State Board of Nursing Appoints First Ever Community-Based Care Nurse  

Banner announcing first ever community-based care nursed named to Oregon State Board of Nursing

Oregon welcomes Community-Based Care nurse, Linda Stanich, to the Board 

February 2024 was a historic month for community-based care nursing in Oregon.  

For the first time in Oregon’s history, a community-based care (CBC) nurse has been appointed to serve on the Oregon State Board of Nursing.  

With a total of nine members appointed by the Governor from across the State, the Board is made up of four registered nurses, one licensed practical nurse, one certified nursing assistant, one nurse practitioner, and two public members. Each registered nurse on the Board brings their unique specialty, representing various areas of nursing practice which include education, nursing administration, and direct care.  

The Board’s newest member, Linda Stanich RN, serves in the Nurse Administrator position on the Board and is the first ever member to represent community-based care nursing.  

Picture of Linda Stanich, the Oregon State Board of Nursing's First Ever Community-Based Care Nurse  appointed to the board.

“It is a true honor to be the first CBC nurse appointed to serve on the Board,” says Stanich. This past February marks the first month of her three-year term.  
 
Outside of her role on the Board, Stanich is the Director of Health Services at a senior living community in Beaverton, Oregon. With over 30 years of nursing experience in a variety of settings including emergency, ICU, telemetry, obstetrics, and labor and delivery, she made her way into community-based care after moving to Oregon in 2009. “I still remember the ad looking for a community nurse: ‘If you have a heart and an Oregon license’,” Stanich recalls fondly.

NurseLearn’s CEO, Cynthia McDaniel MSN RN, reflects on the historic appointment saying, “Having community-based care representation on the Board has been a long time coming and is an exciting new chapter for this field of nursing.”  

Community-Based Care Nursing is Different

Community-based care nursing is unique to other fields of nursing. From the make-up of the care team to the individualized, whole-person care nurses and their teams provide, community-based care nursing operates differently from hospital and clinic settings. “That is why it is so important that community-based care nursing be formally represented on the Board,” says NurseLearn’s CEO. “Without it, CBC-specific issues like RN Delegation regulation would lack practical, real-world insights,” she continues. 

The Board has many roles and responsibilities.

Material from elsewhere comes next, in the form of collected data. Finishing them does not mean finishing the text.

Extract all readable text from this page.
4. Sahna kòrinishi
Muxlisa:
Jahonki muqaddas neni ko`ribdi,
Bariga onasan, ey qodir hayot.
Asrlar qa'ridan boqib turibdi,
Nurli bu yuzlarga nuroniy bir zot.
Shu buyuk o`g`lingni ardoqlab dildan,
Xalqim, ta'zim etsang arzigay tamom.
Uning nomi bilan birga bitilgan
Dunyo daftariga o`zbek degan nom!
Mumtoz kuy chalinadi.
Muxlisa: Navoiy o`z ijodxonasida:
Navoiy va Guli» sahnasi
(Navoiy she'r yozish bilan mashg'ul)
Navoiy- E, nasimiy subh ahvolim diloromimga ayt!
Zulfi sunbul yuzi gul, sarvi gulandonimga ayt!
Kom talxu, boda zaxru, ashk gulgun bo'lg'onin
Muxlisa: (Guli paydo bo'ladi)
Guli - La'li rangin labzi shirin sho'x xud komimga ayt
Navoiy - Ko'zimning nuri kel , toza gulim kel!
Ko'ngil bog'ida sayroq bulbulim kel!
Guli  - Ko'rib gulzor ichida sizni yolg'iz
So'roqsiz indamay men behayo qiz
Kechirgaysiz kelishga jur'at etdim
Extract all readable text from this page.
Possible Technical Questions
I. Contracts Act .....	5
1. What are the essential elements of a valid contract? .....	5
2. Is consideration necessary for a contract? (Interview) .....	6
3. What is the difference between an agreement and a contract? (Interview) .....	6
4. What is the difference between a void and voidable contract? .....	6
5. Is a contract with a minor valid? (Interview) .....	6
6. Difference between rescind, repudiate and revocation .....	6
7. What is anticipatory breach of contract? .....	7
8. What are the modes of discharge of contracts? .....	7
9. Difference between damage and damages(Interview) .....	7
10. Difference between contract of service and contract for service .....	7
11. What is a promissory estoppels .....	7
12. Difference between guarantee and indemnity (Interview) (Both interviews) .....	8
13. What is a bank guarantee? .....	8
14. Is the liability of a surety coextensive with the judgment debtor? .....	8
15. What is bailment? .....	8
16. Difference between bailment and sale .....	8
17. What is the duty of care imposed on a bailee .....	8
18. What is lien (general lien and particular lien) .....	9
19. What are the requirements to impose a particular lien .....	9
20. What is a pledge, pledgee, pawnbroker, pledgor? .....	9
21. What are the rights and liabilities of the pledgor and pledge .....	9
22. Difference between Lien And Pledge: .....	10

Among them, interpreting the Oregon Nurse Practice Act which lays out the State’s standards for things like the RN delegation process.  

“I am excited to assist and help guide discussion on regulation that impacts CBC settings” Stanich comments. “When I started thirteen years ago, RN delegation was a large source of fear for me,” she says, echoing the fear many CBC nurses feel when it comes to understanding how to maintain compliance with delegation rules.  

“Being the first CBC nurse to sit on the Board that experiences delegations on a daily basis within the community setting gives me a unique understanding of these State standards in action,” says Stanich. “In this way, this role allows me to become a voice for all nurses in CBC.” 

“The greatest honors in my nursing career have been to be nominated as OHCA Nurse of the year in 2017 and now to serve as the first CBC nurse on the Oregon State Board of Nursing,” Stanich concludes. “Every day I have the privilege to share stories, laughs, tears and memories with the residents I care for, and know I have found my final chapter in my nursing career.”